McMullin doesn’t foresee ViewPoint Realty changing its business model, regardless of any future ruling by the Competition Tribunal, but he questions what a changed MLS would look like. “This national central MLS works really well; it’s an efficient system of disseminating information. If we break up that, how does that help the consumer?” McMullin asks.

He adds that he’s seen the MLS changes CREA had shared with the Competition Bureau in January. “I’m still at a loss: what is the Competition Bureau looking for? I’d like to know. I’m not skeptical or critical, I just want to know – what is it, what outcome do they want?
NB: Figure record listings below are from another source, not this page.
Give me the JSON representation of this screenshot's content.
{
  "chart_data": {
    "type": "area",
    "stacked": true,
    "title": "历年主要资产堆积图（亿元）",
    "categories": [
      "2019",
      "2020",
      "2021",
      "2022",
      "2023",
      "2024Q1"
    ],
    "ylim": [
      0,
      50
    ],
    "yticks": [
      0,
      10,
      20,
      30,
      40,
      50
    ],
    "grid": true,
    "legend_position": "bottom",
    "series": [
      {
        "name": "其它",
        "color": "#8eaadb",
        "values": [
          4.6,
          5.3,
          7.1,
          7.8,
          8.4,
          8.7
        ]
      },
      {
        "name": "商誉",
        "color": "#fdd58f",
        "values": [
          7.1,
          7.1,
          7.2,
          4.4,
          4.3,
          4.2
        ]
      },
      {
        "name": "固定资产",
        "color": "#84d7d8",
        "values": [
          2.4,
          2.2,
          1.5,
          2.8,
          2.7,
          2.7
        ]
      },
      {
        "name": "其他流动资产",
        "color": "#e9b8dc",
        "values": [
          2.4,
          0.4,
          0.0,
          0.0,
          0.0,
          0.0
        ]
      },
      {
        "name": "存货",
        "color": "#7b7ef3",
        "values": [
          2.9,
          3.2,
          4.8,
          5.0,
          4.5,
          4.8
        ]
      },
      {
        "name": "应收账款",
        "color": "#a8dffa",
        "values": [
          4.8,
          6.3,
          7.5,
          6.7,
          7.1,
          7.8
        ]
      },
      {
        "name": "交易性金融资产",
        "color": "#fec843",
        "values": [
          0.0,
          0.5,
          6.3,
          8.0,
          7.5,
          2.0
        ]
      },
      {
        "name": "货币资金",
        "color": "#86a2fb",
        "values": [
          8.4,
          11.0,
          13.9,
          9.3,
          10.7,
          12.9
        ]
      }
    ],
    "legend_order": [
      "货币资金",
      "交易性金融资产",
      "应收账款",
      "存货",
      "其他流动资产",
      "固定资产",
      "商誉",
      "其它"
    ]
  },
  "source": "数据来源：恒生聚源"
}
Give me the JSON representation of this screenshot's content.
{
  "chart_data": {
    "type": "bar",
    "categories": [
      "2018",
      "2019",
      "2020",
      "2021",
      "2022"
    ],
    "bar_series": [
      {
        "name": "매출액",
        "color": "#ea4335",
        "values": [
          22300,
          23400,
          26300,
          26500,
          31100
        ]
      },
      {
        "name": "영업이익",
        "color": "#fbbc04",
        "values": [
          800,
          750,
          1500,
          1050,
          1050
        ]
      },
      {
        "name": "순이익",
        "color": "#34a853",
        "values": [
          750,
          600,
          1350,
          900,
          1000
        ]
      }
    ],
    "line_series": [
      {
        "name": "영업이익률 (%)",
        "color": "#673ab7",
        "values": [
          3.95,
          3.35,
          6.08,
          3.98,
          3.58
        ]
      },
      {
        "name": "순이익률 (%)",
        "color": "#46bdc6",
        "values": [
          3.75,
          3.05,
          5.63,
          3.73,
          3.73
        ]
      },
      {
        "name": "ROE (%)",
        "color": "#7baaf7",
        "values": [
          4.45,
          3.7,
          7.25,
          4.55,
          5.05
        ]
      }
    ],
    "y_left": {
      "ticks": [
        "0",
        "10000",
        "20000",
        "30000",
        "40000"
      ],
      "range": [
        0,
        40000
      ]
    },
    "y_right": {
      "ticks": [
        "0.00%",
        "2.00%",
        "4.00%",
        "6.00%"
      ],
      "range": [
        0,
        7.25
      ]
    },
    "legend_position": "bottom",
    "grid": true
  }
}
Because, except for taking the Realtor completely out of the listing process of listing MLS, I don’t know what’s left.”

Ian Bailey of One Percent doesn’t anticipate his business model will be impacted by any changes to MLS access, as long as the MLS information itself remains intact. “What I hope it doesn’t do is destroy the data. What if you’ve got all these For Sale By Owners on there and they’re not reporting their sales? What’s wonderful right now is our access to information. We know what every house sold for, we can look at the pictures, the digital photos for everything that’s been on MLS for the last 10 to 15 years and go and see the guy’s living room. You know the dimensions of the place, you know everything about it and what it sold for in 1996 and 1998 and 2002. And now, it could turn into a mess, which would be a shame.”

Meanwhile, Donald Hewie of Donald Hewie Real Estate is anxious to see changes to MLS access, so his business model can work the way he wants it to, offering everything “from full service to no service”, serving FSBOs as well as full-service clients.